The other thing I think it complicates is the normal discussion around bumping up against boundaries. When you are getting all hot and heavy you might want to push things farther than the boundary you set when apart. This very well could be consensual but would likely cause some regret later. In this case no one is really “disrespecting one’s boundaries”, per se. Couples have to have the ability to respectfully step back and have a conversation that says “this feels great but I think we are heading towards some choices we will not like later, lets back off a bit on the physical stuff.” With this teaching, there is no real way to have this conversation and certainly no way to have this conversation where everyone feels heard and have their needs met.

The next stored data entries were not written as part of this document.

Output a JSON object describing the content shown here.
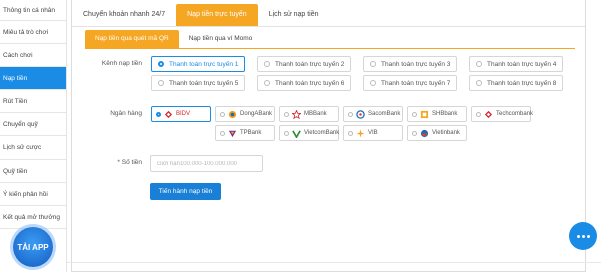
{
  "sidebar": {
    "items": [
      {
        "label": "Thông tin cá nhân"
      },
      {
        "label": "Miêu tả trò chơi"
      },
      {
        "label": "Cách chơi"
      },
      {
        "label": "Nạp tiền"
      },
      {
        "label": "Rút Tiền"
      },
      {
        "label": "Chuyển quỹ"
      },
      {
        "label": "Lịch sử cược"
      },
      {
        "label": "Quỹ tiền"
      },
      {
        "label": "Ý kiến phản hồi"
      },
      {
        "label": "Kết quả mở thưởng"
      }
    ],
    "active_index": 3,
    "app_button": "TẢI APP"
  },
  "tabs": [
    {
      "label": "Chuyển khoản nhanh 24/7"
    },
    {
      "label": "Nạp tiền trực tuyến"
    },
    {
      "label": "Lịch sử nạp tiền"
    }
  ],
  "subtabs": [
    {
      "label": "Nạp tiền qua quét mã QR"
    },
    {
      "label": "Nạp tiền qua ví Momo"
    }
  ],
  "form": {
    "channel_label": "Kênh nạp tiền",
    "channels": [
      "Thanh toán trực tuyến 1",
      "Thanh toán trực tuyến 2",
      "Thanh toán trực tuyến 3",
      "Thanh toán trực tuyến 4",
      "Thanh toán trực tuyến 5",
      "Thanh toán trực tuyến 6",
      "Thanh toán trực tuyến 7",
      "Thanh toán trực tuyến 8"
    ],
    "bank_label": "Ngân hàng",
    "banks": [
      "BIDV",
      "DongABank",
      "MBBank",
      "SacomBank",
      "SHBbank",
      "Techcombank",
      "TPBank",
      "VietcomBank",
      "VIB",
      "Vietinbank"
    ],
    "amount_label": "* Số tiền",
    "amount_placeholder": "Giới hạn100.000-100.000.000",
    "submit_label": "Tiến hành nạp tiền"
  },
  "colors": {
    "accent_orange": "#f5a623",
    "accent_blue": "#1a8ce6",
    "button_blue": "#1a7fd6"
  }
}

That’s a really good point, Megan.
One of the best ways to avoid temptation is to decide on your limits ahead of time. If you go into an auction house, have an absolute upper limit for a piece of art, no matter how exciting the bidding gets.
You’re bringing up a great point. What happens when young men are *told ahead of time* that they get to push the pre-determined boundaries?
On a more benign front, does she decide in advance that since her boundaries are going to get pushed, she needs to move those boundaries up? She’s okay with making out and maybe her shirt coming off; however, since her boundaries are going to get pushed, she sets the boundary in advance that she’s only okay with light kissing. He pushes her boundaries and learns that it’s okay to push boundaries.
Such a functional way of creating a physical relationship! (Eye roll)
It absolutely is insulting, and this has just occurred to me now, but I wonder how much this message is behind my lifelong struggles to have close friendships with other men.